Mitch McConnell has the votes to confirm Amy Coney Barrett to the Supreme Court before November 3. Fellow Republicans are excited to cement a conservative 6–3 majority on the nation’s highest court. Democrats had struggled to figure out how to impede the rush to confirmation, but there was always one thing that could get in the way, and it appears to be working its way through the ranks of his party: the coronavirus.
By early Friday afternoon, it has become clear that not only have President Donald Trump, his wife, and top aide Hope Hicks contracted the virus, but so has Sen. Mike Lee (R-Utah). Lee attended the ceremony announcing Barrett’s nomination last Saturday, then proceeded throughout the week to attend multiple meetings on Capitol Hill, including a Thursday hearing with the Senate Judiciary Committee. Lee is a member, and it’s that committee that is slated to hold Barrett’s confirmation hearing in just 10 days. It will take a few days to learn if Lee infected any of his colleagues. Lee, who said he had allergy-like symptoms, is claiming he will emerge from his quarantine just in time for Barrett’s hearing.

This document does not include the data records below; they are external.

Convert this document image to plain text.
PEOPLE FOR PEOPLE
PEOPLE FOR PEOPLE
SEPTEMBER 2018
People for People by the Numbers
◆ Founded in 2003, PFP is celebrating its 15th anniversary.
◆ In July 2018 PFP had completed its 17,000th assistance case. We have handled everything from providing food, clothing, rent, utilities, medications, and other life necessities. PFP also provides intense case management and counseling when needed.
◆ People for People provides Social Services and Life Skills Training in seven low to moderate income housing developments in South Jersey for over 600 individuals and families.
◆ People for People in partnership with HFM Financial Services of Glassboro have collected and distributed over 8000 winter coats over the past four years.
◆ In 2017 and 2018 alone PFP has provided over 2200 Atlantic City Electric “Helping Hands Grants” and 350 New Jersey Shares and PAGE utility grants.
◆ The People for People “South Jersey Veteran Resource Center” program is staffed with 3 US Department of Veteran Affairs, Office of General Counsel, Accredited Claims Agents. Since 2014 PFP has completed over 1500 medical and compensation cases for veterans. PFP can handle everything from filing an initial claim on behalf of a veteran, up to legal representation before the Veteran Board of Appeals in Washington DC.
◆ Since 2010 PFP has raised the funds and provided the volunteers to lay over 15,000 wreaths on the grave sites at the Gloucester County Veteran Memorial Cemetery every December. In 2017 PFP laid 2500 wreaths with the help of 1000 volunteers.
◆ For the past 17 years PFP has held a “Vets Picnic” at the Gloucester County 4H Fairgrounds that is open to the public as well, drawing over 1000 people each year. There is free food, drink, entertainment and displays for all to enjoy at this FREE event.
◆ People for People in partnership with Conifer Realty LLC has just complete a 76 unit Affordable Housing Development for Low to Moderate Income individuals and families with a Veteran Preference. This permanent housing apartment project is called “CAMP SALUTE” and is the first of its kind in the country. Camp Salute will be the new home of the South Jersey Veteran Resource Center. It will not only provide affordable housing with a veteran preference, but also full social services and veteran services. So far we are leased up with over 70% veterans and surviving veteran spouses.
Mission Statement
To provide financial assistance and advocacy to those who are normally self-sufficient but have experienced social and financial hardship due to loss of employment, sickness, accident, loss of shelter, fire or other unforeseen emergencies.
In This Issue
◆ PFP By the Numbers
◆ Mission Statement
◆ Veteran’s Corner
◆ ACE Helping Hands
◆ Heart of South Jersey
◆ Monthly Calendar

Already, a battle is brewing over whether to delay the hearing due to the spread of the virus. The committee’s ranking Democrat, California’s Dianne Feinstein, put out the first shot on Friday, urging chair Lindsey Graham (R-SC) to, in the event of a needed quarantine, postpone the hearings rather than push ahead with a virtual confirmation. “It’s critical that Chairman Graham put the health of senators, the nominee, and staff first—and ensure a full and fair hearing that is not rushed, not truncated, and not virtual,” Feinstein said in a statement. “Otherwise this already illegitimate process will become a dangerous one.”
Early reporting on Capitol Hill reveals Republicans are also panicking about the prospect of Barrett’s confirmation being delayed by COVID.
A Senate GOP aide, on background, tells the Post that some Rs are now discussing asking Leader McConnell to "take the Senate out of session next week" before the ACB hearings start in mid-October.
"If some in the Republican caucus get sick, we are screwed," the aide says.
— Robert Costa (@costareports) October 2, 2020
While McConnell currently has the votes to confirm Barrett, he doesn’t have many to spare. Graham could plow ahead with a virtual hearing for Barrett, a move that could further erode public trust in the Senate and the Supreme Court. But in hindsight, the situation suggests that McConnell and House Speaker Nancy Pelosi should not have declined to institute rapid testing protocols on Capitol Hill. This story of a wave in Congress is likely just beginning: on Friday, CNN reporters said that Republican members of Congress who had been on Air Force One with the president were walking and voting on the House floor without taking any noticeable precautions to protect their fellow lawmakers.
For months, the biggest threat to Trump and McConnell’s prospects of remaining in power and furthering their agenda has been the coronavirus. Their inability and refusal to protect the country or offer relief already put them on the ropes. Now their decisions to sacrifice their own safety on the altar of Trump’s scientific denialism threatens to land another blow.